Tenebrae (1982)

aka UNSANE


Nastiness Rating:

Directed by: Dario Argento
Written by: Dario Argento

 

 

An American author named Peter Neal (Anthony Franciosa) is in Rome doing publicity when a serial killer starts using his latest book, Tenebrae, as a blueprint. The killer is ridding the world of “aberrant behavior.” First, he offs a kleptomaniac. Then a pair of lesbians. Who could be next?

Dario Argento has always been my favorite of the Italian horror directors, probably because his films are more Hitchcock than outright gore. This, of course, doesn’t mean that he wasn’t a “style over substance” director. Of course, he was. His movies still don’t make a whole lot of sense but, to me, they’re always more fun than Fulci’s films. They certainly make more sense, but there’s still a certain amount of dream logic to them.

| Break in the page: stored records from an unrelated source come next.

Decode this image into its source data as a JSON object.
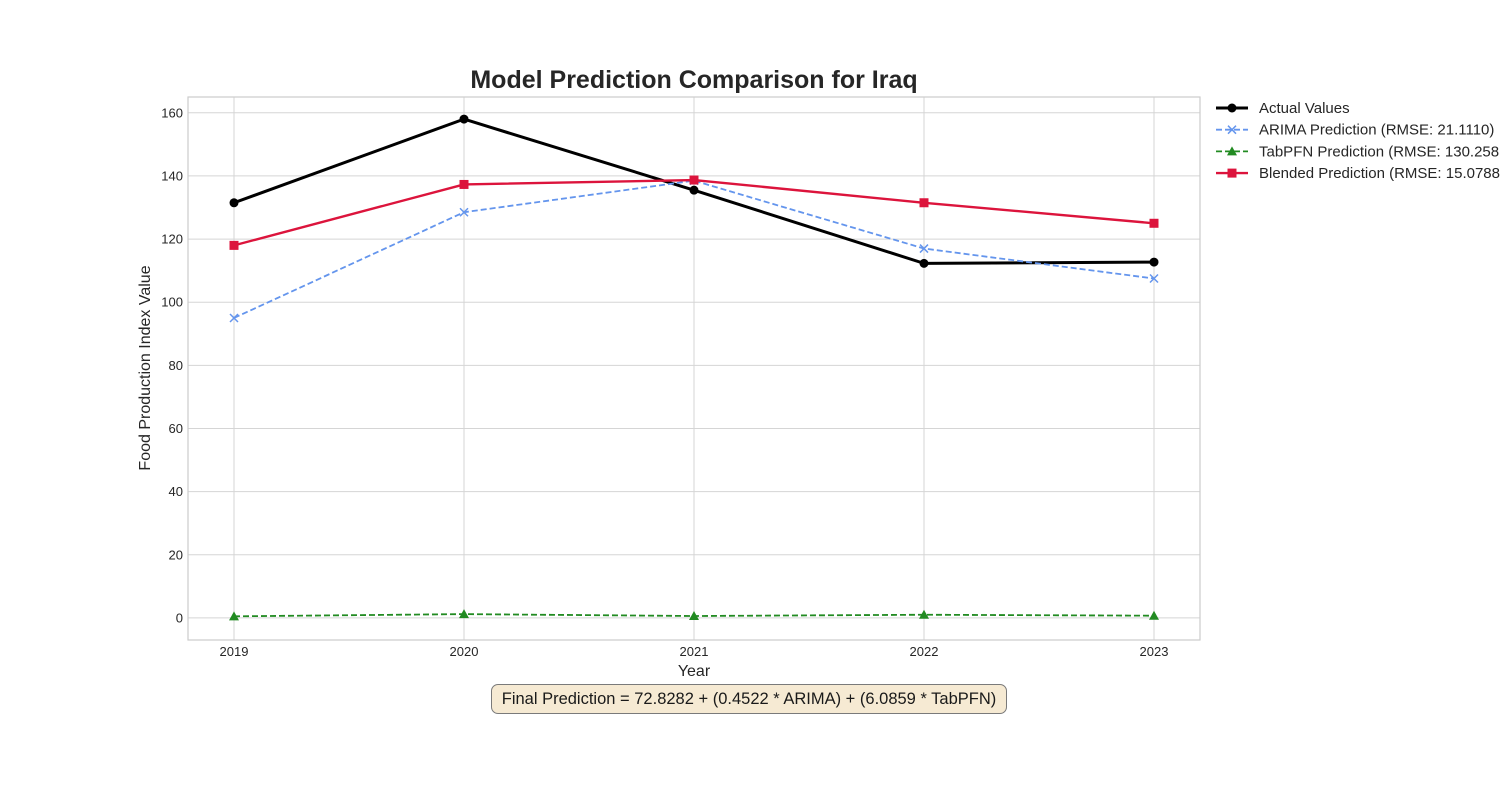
{
  "chart_data": {
    "type": "line",
    "title": "Model Prediction Comparison for Iraq",
    "xlabel": "Year",
    "ylabel": "Food Production Index Value",
    "x": [
      2019,
      2020,
      2021,
      2022,
      2023
    ],
    "x_tick_labels": [
      "2019",
      "2020",
      "2021",
      "2022",
      "2023"
    ],
    "xlim": [
      2018.8,
      2023.2
    ],
    "ylim": [
      -7,
      165
    ],
    "y_ticks": [
      0,
      20,
      40,
      60,
      80,
      100,
      120,
      140,
      160
    ],
    "y_tick_labels": [
      "0",
      "20",
      "40",
      "60",
      "80",
      "100",
      "120",
      "140",
      "160"
    ],
    "grid": true,
    "legend_position": "outside-top-right",
    "series": [
      {
        "name": "Actual Values",
        "values": [
          131.5,
          158.0,
          135.5,
          112.3,
          112.7
        ],
        "color": "#000000",
        "dash": "solid",
        "marker": "circle"
      },
      {
        "name": "ARIMA Prediction (RMSE: 21.1110)",
        "values": [
          95.0,
          128.5,
          138.5,
          117.0,
          107.5
        ],
        "color": "#6495ed",
        "dash": "dashed",
        "marker": "x"
      },
      {
        "name": "TabPFN Prediction (RMSE: 130.258",
        "values": [
          0.5,
          1.2,
          0.6,
          1.0,
          0.7
        ],
        "color": "#228b22",
        "dash": "dashed",
        "marker": "triangle"
      },
      {
        "name": "Blended Prediction (RMSE: 15.0788",
        "values": [
          118.0,
          137.3,
          138.7,
          131.5,
          125.0
        ],
        "color": "#dc143c",
        "dash": "solid",
        "marker": "square"
      }
    ],
    "annotation": "Final Prediction = 72.8282 + (0.4522 * ARIMA) + (6.0859 * TabPFN)"
  }
}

Dream logic prevails in Tenebrae. There’s a set of weird-ass dream sequences that the killer (played, as always, by Argento until the killer is finally revealed) is apparently having. Most of them deal with a group of shirtless boys attacking or being attacked by a stripping hooker in white. It’s all sort of like a circa 1970s pants ad, complete with the girl looking longingly at the guy’s crotch.

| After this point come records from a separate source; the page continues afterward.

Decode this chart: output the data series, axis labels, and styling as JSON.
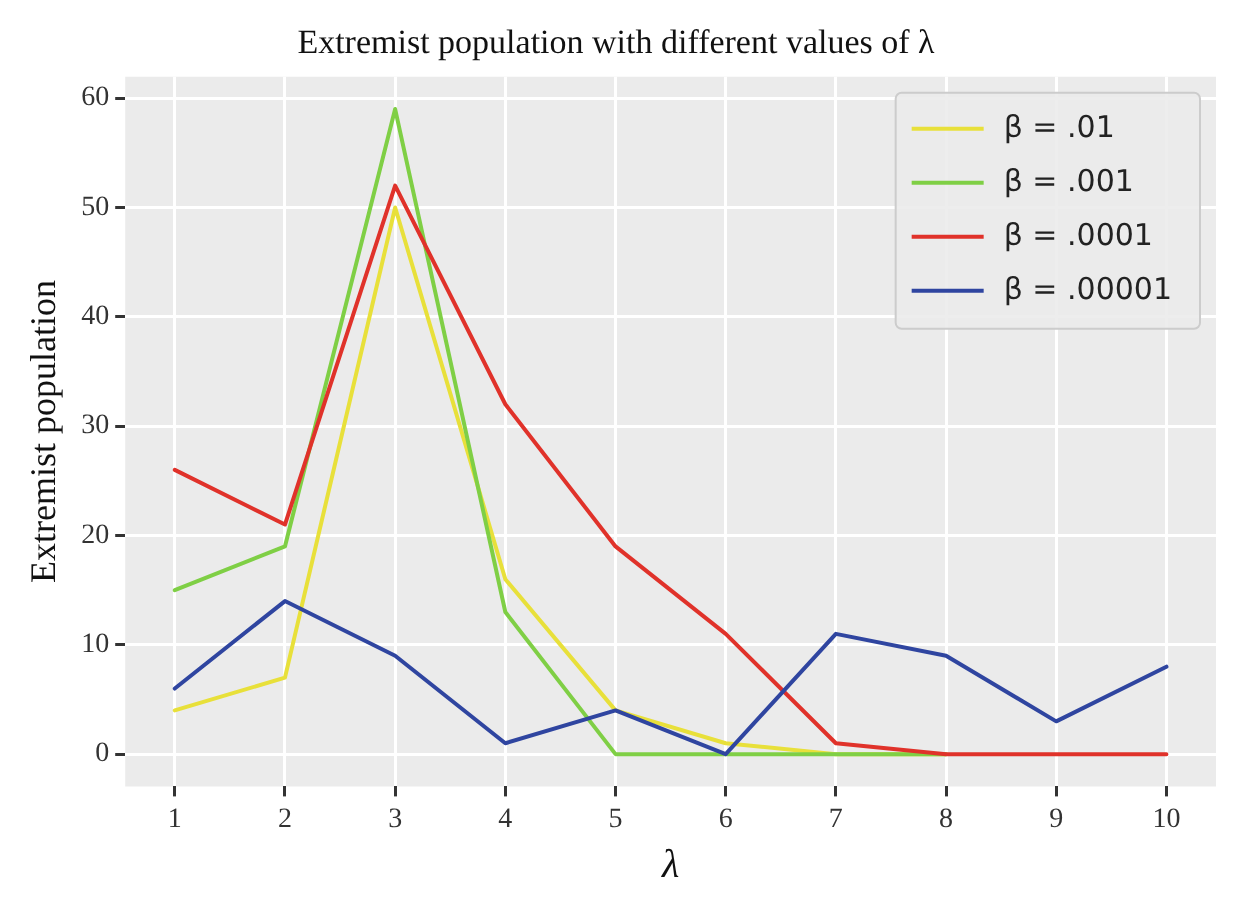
{
  "chart_data": {
    "type": "line",
    "title": "Extremist population with different values of λ",
    "xlabel": "λ",
    "ylabel": "Extremist population",
    "x": [
      1,
      2,
      3,
      4,
      5,
      6,
      7,
      8,
      9,
      10
    ],
    "series": [
      {
        "name": "β = .01",
        "color": "#e8e03a",
        "values": [
          4,
          7,
          50,
          16,
          4,
          1,
          0,
          0,
          null,
          null
        ]
      },
      {
        "name": "β = .001",
        "color": "#7fcf45",
        "values": [
          15,
          19,
          59,
          13,
          0,
          0,
          0,
          0,
          null,
          null
        ]
      },
      {
        "name": "β = .0001",
        "color": "#e0322a",
        "values": [
          26,
          21,
          52,
          32,
          19,
          11,
          1,
          0,
          0,
          0
        ]
      },
      {
        "name": "β = .00001",
        "color": "#2f45a0",
        "values": [
          6,
          14,
          9,
          1,
          4,
          0,
          11,
          9,
          3,
          8
        ]
      }
    ],
    "xlim": [
      0.55,
      10.45
    ],
    "ylim": [
      -2.95,
      61.95
    ],
    "xticks": [
      1,
      2,
      3,
      4,
      5,
      6,
      7,
      8,
      9,
      10
    ],
    "yticks": [
      0,
      10,
      20,
      30,
      40,
      50,
      60
    ],
    "grid": true,
    "legend": "top right",
    "marker": "none",
    "line_style": "solid"
  }
}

Really, I think most of this film was made as an excuse to show women in various states of undress getting killed. (That and to allow John Saxon, who plays Pete’s agent, to ham it up…a LOT.) Other than that, there’s really not a lot happening. The kills are what this is all about, from the first girl who is slashed to death to another character getting her arm chopped off. All about the ax murder.

The centerpiece kill, though, is of the two lesbians. Just before the kills, Goblin’s score gets particularly loud. The camera leaves the living room where one girl is, goes out the window, up the wall, over the roof, seemingly all around six other houses, then finally into the bedroom of the other girl. It’s a two and a half minute tracking shot that does nothing for the plot but makes the kill all that much more suspenseful. It’s amazing, disorienting and so perfect that the American distributor wanted it cut. Argento, of course, refused. Good for him.

The other striking thing about the movie, besides the blood flowing like wine, is the constant random acts of aggression throughout the film. Not always from the main characters, but from the extras. Arguments, fights, tiffs…all kinds of stuff happening in the background everywhere.

The American title of the movie was Unsane. That’s actually a pretty good title considering the film’s assessment of humanity at the time. It’s actually probably a pretty fair assessment, too.

This isn’t Argento’s best movie, but it is probably in the top 10. It’s definitely in the top 10 of the Nasties. It may be over the top, weirdly acted and super silly…but isn’t that what we ultimately want from an Italian horror film?

This is the British poster. Stop that! It’s too silly.